• Costa Rica Real Estate

Legislative committee requests ethics sanctions against Costa Rican president

December 19, 2017

A legislative committee charged with investigating alleged traffic of influences related to the import of Chinese cement accused Costa Rican President Luis Guillermo Solís of a “lack of probity” related to his role in allegedly pressuring institutions to facilitate the imports.

These criticisms of the president were included in the final report of the committee that investigated loans of more than $30 million from Costa Rican public banks to the cement importer, a case that has exposed irregularities in all three branches of government.

“[The president’s] decisions did not befit [his duty of] impartiality, nor the objectives of the institutions with which he works. He failed to watch over the administration of public resources according to the principles of… effectiveness, economy, and efficiency,” states the report, released Monday night.

President Solís refuted this claim and stated that “I have never instructed any official to violate any legal system or intercede before a company or specific person.
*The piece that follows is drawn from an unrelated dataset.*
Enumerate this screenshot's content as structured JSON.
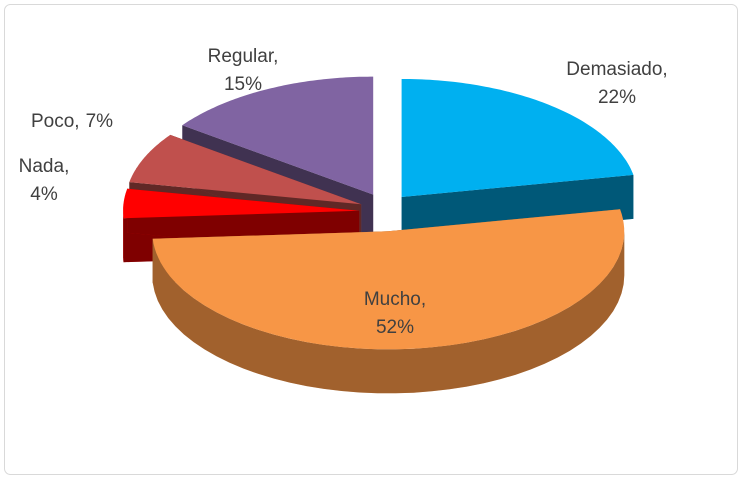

Whoever says the contrary lacks the truth.”

He made the comment in a video posted to his Facebook account:

Respuesta del Presidente a conclusiones de la comisión investi…
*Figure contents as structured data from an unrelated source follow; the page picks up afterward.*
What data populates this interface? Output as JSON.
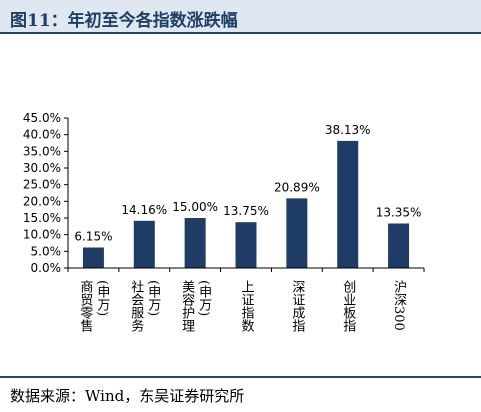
{
  "header": {
    "title": "图11：年初至今各指数涨跌幅"
  },
  "footer": {
    "source": "数据来源：Wind，东吴证券研究所"
  },
  "chart_data": {
    "type": "bar",
    "categories": [
      "商贸零售(申万)",
      "社会服务(申万)",
      "美容护理(申万)",
      "上证指数",
      "深证成指",
      "创业板指",
      "沪深300"
    ],
    "category_lines": [
      [
        "商贸零售",
        "(申万)"
      ],
      [
        "社会服务",
        "(申万)"
      ],
      [
        "美容护理",
        "(申万)"
      ],
      [
        "上证指数"
      ],
      [
        "深证成指"
      ],
      [
        "创业板指"
      ],
      [
        "沪深300"
      ]
    ],
    "values": [
      6.15,
      14.16,
      15.0,
      13.75,
      20.89,
      38.13,
      13.35
    ],
    "data_labels": [
      "6.15%",
      "14.16%",
      "15.00%",
      "13.75%",
      "20.89%",
      "38.13%",
      "13.35%"
    ],
    "yticks": [
      "0.0%",
      "5.0%",
      "10.0%",
      "15.0%",
      "20.0%",
      "25.0%",
      "30.0%",
      "35.0%",
      "40.0%",
      "45.0%"
    ],
    "ylim": [
      0,
      45
    ],
    "grid": false,
    "bar_color": "#1f3c66",
    "title": "",
    "xlabel": "",
    "ylabel": ""
  }
}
Que quede muy claro: nunca he instruido a funcionario alguno para viole algún ordenamiento jurídico o interceda ante una empresa o persona en especial. Quién diga lo contrario, falta a la verdad.

Posted by Luis Guillermo Solís Rivera on Monday, December 18, 2017

The cement scandal, popularly known in Costa Rica as the #Cementazo, revolves around businessman Juan Carlos Bolaños, accused of having exerted political pressure and offered favors in exchange for not only a regulations change that allowed him to import the cement from China, but also multi-million dollar loans from public banks that he received without the usual requirements.

Bolaños is in preventive prison for this case along with six senior bank officials from the Banco de Costa Rica (BCR) as part of an investigation of traffic of influences.

Additional impact of the case has included the replacement of the entire BCR board of directors, and the suspension of Supreme Court magistrate Celso Gamboa and Chief Prosecutor Jorge Chavarría while their alleged participation in the case is investigated.

Former Vice Minister of Finance Fernando Rodríguez resigned from his position after being accused of exerting pressures to favor the import of the Chinese cement.

The 294-page report asks the government’s Ethics Office for sanctions against Solís and 28 other people, including members of his administration, legislators, judges and others (review the detailed list as published by the daily La Nación here).